Vulnerability definitions

The ordinary use of the word ‘vulnerability’ refers to the capacity to be wounded, i.e., the degree to which a system is likely to experience harm due to exposure to a hazard.

The scientific use of ‘vulnerability’ has its roots in geography and natural hazards research but this term is now a central concept in a variety of research contexts such as natural hazards and disaster management, ecology, public health, poverty and development, secure livelihoods and famine, sustainability science, land change, and climate impacts and adaptation. 

In order to make sense of the range of definitions, the different interpretations and definitions can be seen to be  rooted in three academic disciplines namely risk and hazard or biophysical approaches, political economy and the concept of ecological resilience. Some are focused on systems, places and activities, some on individuals, livelihoods, sectors, landscapes, ecosystems. Generally definitions relate to a product of exposure and resilience.
From a climate change perspective, according to the IPCC, vulnerability is “the degree to which a system is susceptible to, or unable to cope with, adverse effects of climate change, including climate variability and extremes”.
The three components of vulnerability, according to the IPCC definition are:
  • exposure,
  • sensitivity,
  • adaptive capacity.

Below are a selection of definitions, highlighting the need to understand what exactly is meant when 'vulnerability' is spoken or written about divided into the disciplines of their origin. The summary of the three lineages is taken from a paper by Eakin and Luers (2006) and examples of each are given though in some cases they are difficult to place as they span the range of lineages. There is also a discussion of definitions and concepts in the theme page on poverty and vulnerability on the AfricaAdapt platform.

You may also want to explore different frameworks for assessing vulnerability, guidance on vulnerability assessment and this short module on vulnerability assessment.

 

Risk/hazard definitions

The focal questions in this lineage are: What are the hazards? What are the impacts. What is exposed, to what, where and when?

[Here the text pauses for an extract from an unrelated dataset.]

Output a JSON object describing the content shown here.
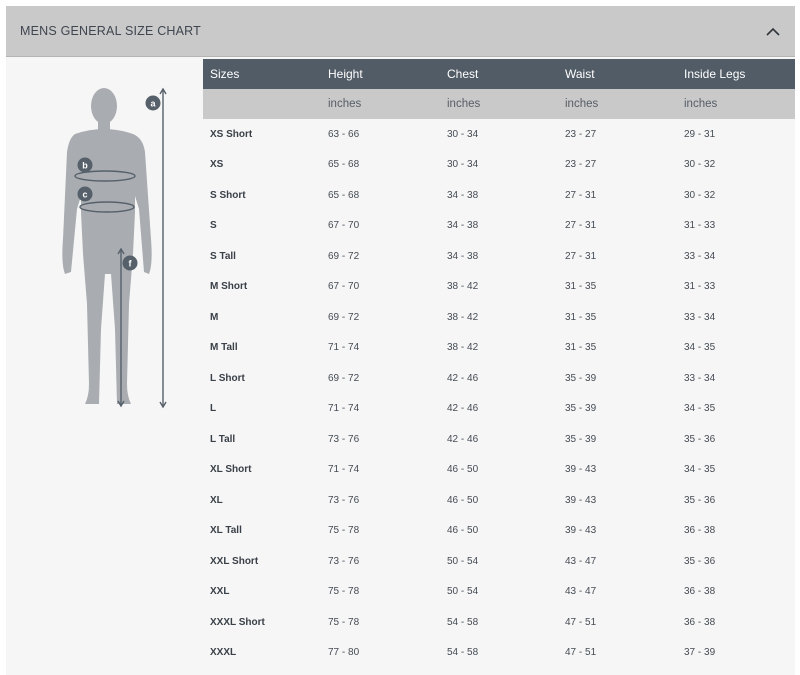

Key attributes: Exposure (physical threat, external to system), sensitivity

Exposure unit: Places, sectors, activities, landscapes, regions

Decision scale: Regional global

Examples:

  • Gabor and Griffith (1980)

Vulnerability is the threat (to hazardous materials) to which people are exposed (including chemical agents and the ecological situation of the communities and their level of emergency preparedness). Vulnerability is the risk context.

  • Timmerman (1981)

Vulnerability is the degree to which a system acts adversely to the occurrence of a hazardous event. The degree and quality of the adverse reaction are conditioned by a system's resilience (a measure of the system's capacity to absorb and recover from the event).

  • UNDRO (1982)

Vulnerability is the degree of loss to a given element or set of elements at risk resulting from the occurrence of a natural phenomenon of a given magnitude.

  • Kates (1985)

Vulnerability is the capacity to suffer harm and react adversely.

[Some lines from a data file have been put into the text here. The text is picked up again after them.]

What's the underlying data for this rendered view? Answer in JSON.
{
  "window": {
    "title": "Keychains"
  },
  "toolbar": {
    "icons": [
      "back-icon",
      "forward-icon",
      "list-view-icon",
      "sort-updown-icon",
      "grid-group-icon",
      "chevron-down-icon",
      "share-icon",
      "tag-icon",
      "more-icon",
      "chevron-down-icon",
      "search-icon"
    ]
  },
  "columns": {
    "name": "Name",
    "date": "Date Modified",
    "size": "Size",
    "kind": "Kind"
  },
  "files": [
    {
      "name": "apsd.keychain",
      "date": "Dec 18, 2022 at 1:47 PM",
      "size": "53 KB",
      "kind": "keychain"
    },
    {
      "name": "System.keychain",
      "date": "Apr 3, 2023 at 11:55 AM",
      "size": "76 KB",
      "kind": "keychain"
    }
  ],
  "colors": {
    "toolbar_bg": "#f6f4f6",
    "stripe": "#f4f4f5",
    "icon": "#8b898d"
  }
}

  • Pijawka and Radian (1985)

Vulnerability is the threat or interaction between risk and preparedness. It is the degree to which hazardous materials threaten a particular population (risk) and the capacity of the community to reduce the risk or adverse consequences of hazardous materials releases.

  • Bogard (1989)

Vulnerability is operationally defined as the inability to take effective measures to insure against losses. When applied to individuals vulnerability is a consequence of the impossibility or improbability of effective mitigation and is a function of our ability to detect the hazards.

  • Mitchell (1989)

Vulnerability is the potential for loss.

  • Chambers (1989)

Vulnerability refers to exposure to contingencies and stress, and difficulty in coping with them. Vulnerability has thus two sides: an external side of risks, shocks, and stress to which an individual or household is subject: and an internal side which is defenselessness, meaning a lack of means to cope without damaging loss.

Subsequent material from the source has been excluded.